Dom Jaime Vieira Rocha
Arcebispo de Natal (RN)
Prezados/as leitores/as,
A Igreja, dentro do Ano Litúrgico, dará uma pausa no Tempo Comum, neste ano na 7ª semana, dia 22 de fevereiro, quarta-feira de cinzas, para iniciar outro tempo litúrgico, o Tempo da Quaresma. Serão 40 dias de experiência de conversão, de exortação para que o nosso espírito esteja purificado para celebrar o centro do Ano Litúrgico: a Páscoa da Ressurreição de Nosso Senhor Jesus Cristo, este ano a 9 de abril. Viveremos, como Igreja no Brasil, a experiência da Campanha da Fraternidade com o tema: “Fraternidade e fome” e lema: “Dai-lhes vós mesmos de comer” (Mt 14,16).
O Tempo da Quaresma é pura graça para nós. Não se trata de fazer violência ao nosso corpo, de atitudes grosseiras com a nossa condição humana. Pelo contrário, trata-se de cuidar de nossa vida para que entendamos o imenso amor de Deus por nós, manifestado em Jesus Cristo. Trata-se de um tempo em que somos chamados a nos desvencilhar do que é supérfluo, do que nos maltrata, nos humilha e nos deixa nas trevas, humilhando e maltratando nossos semelhantes e até a nossa casa comum.

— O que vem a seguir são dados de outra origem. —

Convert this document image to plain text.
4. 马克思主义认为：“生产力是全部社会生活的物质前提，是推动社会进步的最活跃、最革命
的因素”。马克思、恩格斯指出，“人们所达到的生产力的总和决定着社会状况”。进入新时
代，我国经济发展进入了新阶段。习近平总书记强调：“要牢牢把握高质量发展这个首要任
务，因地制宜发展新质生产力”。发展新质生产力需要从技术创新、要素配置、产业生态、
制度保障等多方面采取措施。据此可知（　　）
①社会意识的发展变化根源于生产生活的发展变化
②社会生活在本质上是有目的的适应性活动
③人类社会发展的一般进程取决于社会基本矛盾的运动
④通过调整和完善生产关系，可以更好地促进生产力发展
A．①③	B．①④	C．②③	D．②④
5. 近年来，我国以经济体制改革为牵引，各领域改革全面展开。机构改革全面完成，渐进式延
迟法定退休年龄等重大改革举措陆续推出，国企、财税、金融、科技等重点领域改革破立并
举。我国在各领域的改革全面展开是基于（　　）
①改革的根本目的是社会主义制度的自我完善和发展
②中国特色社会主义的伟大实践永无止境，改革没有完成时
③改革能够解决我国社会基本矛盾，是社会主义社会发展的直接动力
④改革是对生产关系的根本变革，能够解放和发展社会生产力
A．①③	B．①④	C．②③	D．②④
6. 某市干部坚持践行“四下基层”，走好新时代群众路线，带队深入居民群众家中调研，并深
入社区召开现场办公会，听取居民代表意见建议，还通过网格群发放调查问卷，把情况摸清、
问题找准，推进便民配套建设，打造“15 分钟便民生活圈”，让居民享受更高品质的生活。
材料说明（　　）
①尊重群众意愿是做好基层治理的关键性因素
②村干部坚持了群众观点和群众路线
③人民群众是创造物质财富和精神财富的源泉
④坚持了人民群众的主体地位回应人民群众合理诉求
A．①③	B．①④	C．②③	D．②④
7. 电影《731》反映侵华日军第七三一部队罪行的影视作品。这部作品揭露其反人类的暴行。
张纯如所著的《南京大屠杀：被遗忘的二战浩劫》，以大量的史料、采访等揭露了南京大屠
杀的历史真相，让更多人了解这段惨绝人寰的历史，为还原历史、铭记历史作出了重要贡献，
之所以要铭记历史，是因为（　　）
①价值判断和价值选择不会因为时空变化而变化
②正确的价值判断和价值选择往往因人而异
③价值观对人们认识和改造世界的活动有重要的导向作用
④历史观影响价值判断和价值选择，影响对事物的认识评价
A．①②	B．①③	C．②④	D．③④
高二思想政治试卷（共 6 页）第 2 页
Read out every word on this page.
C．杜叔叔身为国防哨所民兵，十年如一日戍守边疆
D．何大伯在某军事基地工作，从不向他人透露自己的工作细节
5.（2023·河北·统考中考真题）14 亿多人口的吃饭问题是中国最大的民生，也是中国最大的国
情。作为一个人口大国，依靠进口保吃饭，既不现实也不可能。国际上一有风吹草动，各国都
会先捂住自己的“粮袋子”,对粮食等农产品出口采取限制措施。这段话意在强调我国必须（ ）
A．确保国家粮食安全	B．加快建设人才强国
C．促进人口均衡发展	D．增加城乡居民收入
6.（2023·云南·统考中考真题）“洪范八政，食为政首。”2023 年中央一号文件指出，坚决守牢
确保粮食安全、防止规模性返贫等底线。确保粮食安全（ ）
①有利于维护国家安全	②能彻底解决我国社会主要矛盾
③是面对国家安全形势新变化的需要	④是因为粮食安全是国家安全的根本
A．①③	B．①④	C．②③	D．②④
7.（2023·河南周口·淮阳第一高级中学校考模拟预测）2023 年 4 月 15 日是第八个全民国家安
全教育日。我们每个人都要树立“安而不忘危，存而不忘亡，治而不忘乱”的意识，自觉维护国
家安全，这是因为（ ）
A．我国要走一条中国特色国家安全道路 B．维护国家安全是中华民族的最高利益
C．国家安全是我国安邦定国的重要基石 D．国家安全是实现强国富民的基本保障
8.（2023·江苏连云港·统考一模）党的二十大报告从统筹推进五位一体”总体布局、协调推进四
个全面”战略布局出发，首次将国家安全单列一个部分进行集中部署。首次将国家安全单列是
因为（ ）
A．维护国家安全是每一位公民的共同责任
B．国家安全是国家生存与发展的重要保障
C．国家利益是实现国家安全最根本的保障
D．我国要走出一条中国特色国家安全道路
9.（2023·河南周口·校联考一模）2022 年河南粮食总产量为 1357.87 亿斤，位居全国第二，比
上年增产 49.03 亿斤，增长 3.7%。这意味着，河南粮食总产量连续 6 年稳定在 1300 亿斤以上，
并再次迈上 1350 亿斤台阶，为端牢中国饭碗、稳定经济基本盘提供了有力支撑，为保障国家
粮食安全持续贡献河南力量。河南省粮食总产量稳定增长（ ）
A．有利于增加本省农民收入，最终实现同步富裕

É uma verdadeira graça de conversão, de fortalecer-nos para enfrentarmos as tentações que nos fazem andar sem sentido num mundo marcado por tantas orientações desnorteadoras.
Neste ano em que somos conduzidos pelo Evangelho de São Mateus, Ano A, a Palavra de Deus nos apresentará a atitude de Jesus de vencer as tentações na força da Palavra. O Tempo da Quaresma é tempo de deixar que a Palavra nos fortaleça, nos anime e nos faça compreender que a vida é graça e vocação. Jesus vence as tentações com a firmeza de quem conta sempre com Deus. Eis o que dá sentido ao nosso caminhar de fé: Deus está sempre conosco. Contamos sempre com Ele. Depois, a Palavra nos iluminará com a transfiguração de Jesus. Queremos ser purificados? Ouçamos a voz da nuvem que envolveu Pedro, Tiago e João, no monte Tabor: “Este é o meu Filho amado, no qual eu pus todo meu agrado. Escutai-o!”. A experiência da conversão nos coloca nesta escuta da voz do Pai. Diante de tantas vozes dissonantes, confusas, cheias de engano, a voz do Pai é agregadora, clara, certa e cheia de ternura. No terceiro domingo da Quaresma, o encontro de Jesus com a samaritana nos expõe a dinâmica da conversão: Jesus nos encontra, dialoga conosco. Ele revela a verdade de nossa vida. Não é motivado pelo desejo de humilhar-nos, de fazer-nos envergonhados, ou ainda, de maltratar-nos. O ditado “a verdade doi”, não se aplica a Jesus em relação à verdade de quem somos – Ele não entristeceu a samaritana – antes, a fez propagadora de sua mensagem. A conversão não nos faz grosseiro, amargos, tristes. Quaresma não significa encobrir o rosto, tornando nosso olhar terrificado ou apavorado. Saímos renovados quando encontramos a luz que é Jesus. No quarto domingo da Quaresma, a cura do cego de nascença nos lembra que Jesus nos liberta das trevas e nos faz homens e mulheres cheios de luz, capazes de ver a graça libertadora do Crucificado por amor. No último domingo da Quaresma, antes de entrarmos na Semana Santa, tendo como início o Domingo de Ramos, a Palavra nos apresentará a ressurreição de Lázaro. Cristo é a ressurreição e a vida. Ninguém morrerá se está com Ele. E mesmo aqueles que já experimentaram a morte, estes estão vivos para sempre com Ele.
Durante os 40 dias desse tempo de penitência temos a graça de refletir sobre o que é a nossa vida, qual o sentido da vida, o que nos motiva a viver. Como membros da comunidade de Jesus, a Liturgia quaresmal nos levará a uma intensa experiência de retiro, isto é, de podermos fazer silêncio e escutar a voz de Deus que continua clamando: “Hoje, não fecheis o vosso coração, mas ouvi a voz do Senhor” (Sl 94, Antífona). Eis o primeiro e fundamental modo de viver a Quaresma: “ouvir a voz do Senhor”. A sua é uma voz que esclarece nossas ideias, aponta o caminho certo e seguro, revela o sentido da vida e dá motivos para viver e ser no mundo imagem de Deus.